Asylum seekers had few complaints about “living” in jail beyond gripes about the food. While they live in prisons, they are free to leave the buildings and grounds during the day and even spend some nights away.

Abdul Moeen Alhaji, a 16-year-old Syrian, is happy to call a prison cell in Arnhem home after initially staying in a tent in a temporary camp outside the city of Nijmegen. “I don’t feel that it is a prison,” he said. “What matters is that we are safe here.”


Menno Schot, who runs the center in the Haarlem prison, says staffers try to help the 400 migrants adapt to Dutch life as they wait for the lengthy asylum process to start.
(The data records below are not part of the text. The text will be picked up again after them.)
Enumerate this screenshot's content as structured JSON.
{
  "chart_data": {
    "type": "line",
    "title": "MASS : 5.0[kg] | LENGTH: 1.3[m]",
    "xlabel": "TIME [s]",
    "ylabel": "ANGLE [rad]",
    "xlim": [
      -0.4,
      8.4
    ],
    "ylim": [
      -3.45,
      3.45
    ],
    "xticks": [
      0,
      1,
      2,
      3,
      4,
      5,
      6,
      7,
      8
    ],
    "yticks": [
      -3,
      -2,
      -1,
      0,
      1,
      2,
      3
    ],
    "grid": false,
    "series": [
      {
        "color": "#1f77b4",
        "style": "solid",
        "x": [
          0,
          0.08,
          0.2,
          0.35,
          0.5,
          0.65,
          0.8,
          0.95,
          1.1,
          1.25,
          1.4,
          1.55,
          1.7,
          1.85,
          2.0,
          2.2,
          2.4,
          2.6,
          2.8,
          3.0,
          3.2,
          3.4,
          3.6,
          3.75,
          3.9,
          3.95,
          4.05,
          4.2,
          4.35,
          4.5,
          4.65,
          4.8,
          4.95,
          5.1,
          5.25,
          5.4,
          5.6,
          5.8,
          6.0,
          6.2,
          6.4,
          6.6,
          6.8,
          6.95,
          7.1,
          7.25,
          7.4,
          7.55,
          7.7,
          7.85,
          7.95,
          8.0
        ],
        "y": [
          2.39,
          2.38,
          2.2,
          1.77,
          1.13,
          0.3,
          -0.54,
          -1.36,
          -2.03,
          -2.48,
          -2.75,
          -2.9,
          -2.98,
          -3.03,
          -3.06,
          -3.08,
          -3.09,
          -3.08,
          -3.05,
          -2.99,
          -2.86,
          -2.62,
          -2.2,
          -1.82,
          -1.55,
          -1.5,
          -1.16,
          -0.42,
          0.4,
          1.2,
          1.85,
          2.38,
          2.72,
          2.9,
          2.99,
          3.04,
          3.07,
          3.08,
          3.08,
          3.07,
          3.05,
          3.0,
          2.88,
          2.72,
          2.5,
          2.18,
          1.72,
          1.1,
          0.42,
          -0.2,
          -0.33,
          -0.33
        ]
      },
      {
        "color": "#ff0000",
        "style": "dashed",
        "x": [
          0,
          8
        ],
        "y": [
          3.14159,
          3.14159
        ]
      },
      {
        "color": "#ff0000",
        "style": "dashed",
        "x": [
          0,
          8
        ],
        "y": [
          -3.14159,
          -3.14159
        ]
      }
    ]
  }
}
It is unclear if that involves cartoon-based education about sex as in the case of Germany.

For 18-year-old Gerbia Hajji, a Yazidi from Sinjar, Iraq, that has meant practicing riding one of the Netherlands’ ubiquitous bicycles in a courtyard at the Haarlem prison. Her husband, Yassir, was a barber back home and wants to learn Dutch so that he can pick up his trade again. He was keeping his skills up to date recently by shaping his wife’s eyebrows in the cell they share on the third floor of the Haarlem prison.

In a nearby cell, a single flower taped to its door, Hamed Karmi was also practicing — playing a keyboard while his wife, Farishta Morahami, sat on the bunk bed in their cell listening to the music, a calming way to spend a few minutes for the young couple who fled a village near the Afghan capital, Kabul, amid rising Taliban attacks. They paid smugglers $8,000 to get to Europe.

“Their safety is our main priority along with their health and daily needs,” Schot said of the prison’s new residents. “The country is new for them so we are their guide in Holland.”

We can only assume that the safety of native citizens is just as high on the list of priorities.